The envisioned target process should look as follows:
- Create and download image via Midjourney
- Run a script that automatically describes the coloring page and registers it in the database (best as part of the build pipeline)
The script would need to do something like:
- find newly added images
- describe the images
- generate a title
- register the image in the db.json file
For this we intend to use Hugging Face transformers, as they allow us to easily play around with many different pretrained models.
First look
As mentioned in the last blog post, I found a image to text model that seems to be working pretty well with our generated AI coloring pages. But how do we find and use these models in our code?
First of all, there are many models listed on Hugging Face. I personally find the search via tasks useful.
Many of the models can be tested right away online to get a first impression. That’s a really great feature I think, but some of the models that would be interesting like LLama-2 don’t support this unfortunately.
Many (or maybe all?) models provide a simple example on the model card to get started easily.
Before we can use it, we need to prepare a Python environment as described here: Installation (huggingface.co)
Run the demo
We are using gitpod.io for developing www.usmalbilder.ch. The base image seems to be well equipped for our purpose.

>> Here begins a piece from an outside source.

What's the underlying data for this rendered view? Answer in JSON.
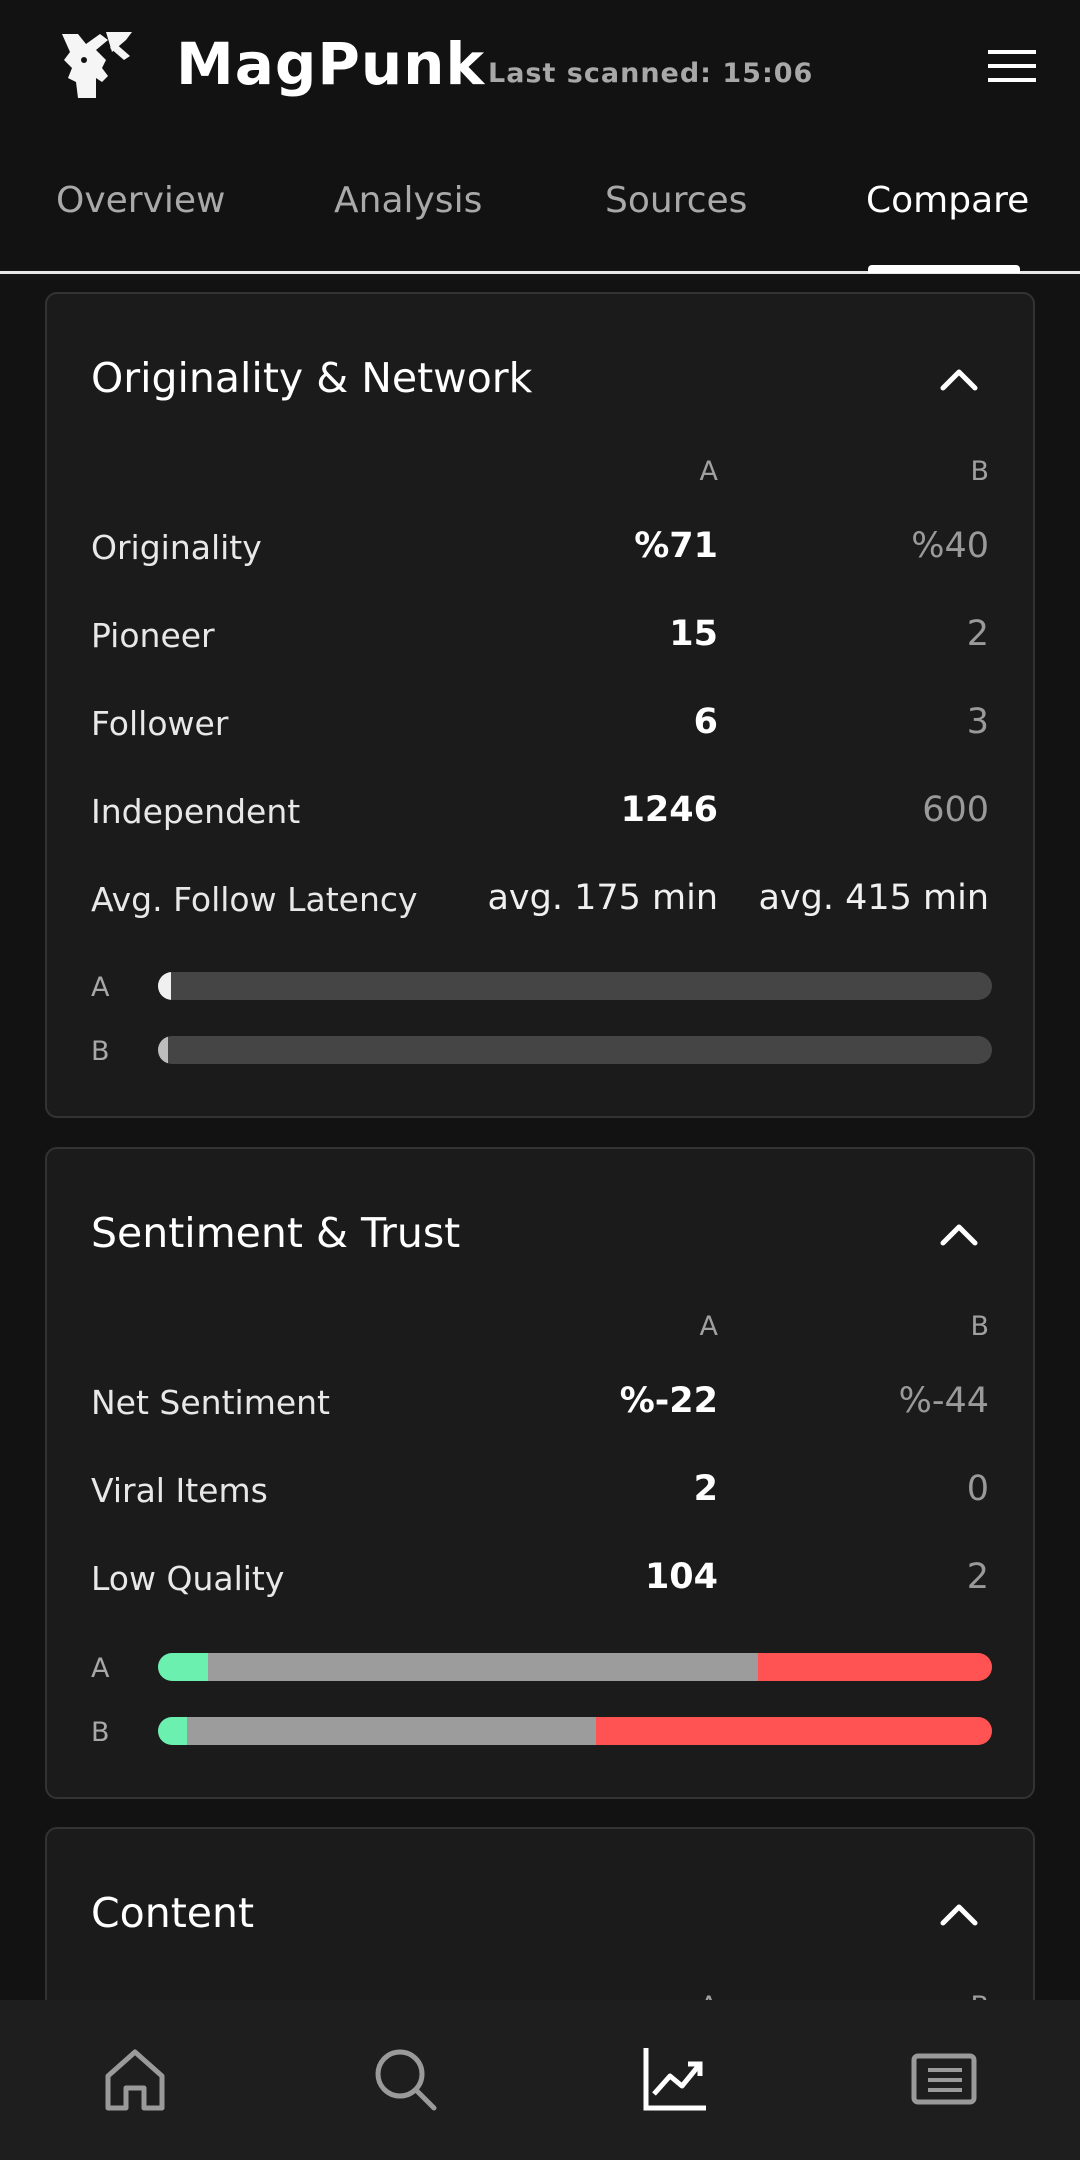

We just created the environment following the documentation and copied over the example code and ran it:
That worked! This is the demo image used:
and the model outputs: a photography of a woman and her dog on the beach
Not sure about the cell phone though 😉
Conclusion
We have discussed how we would like to use AI models to automate some of our manual work and ran an example using Hugging Face transformers. I think being able to integrate AI models that easily into applications and workflows is really great and should further accelerate the adoption of AI.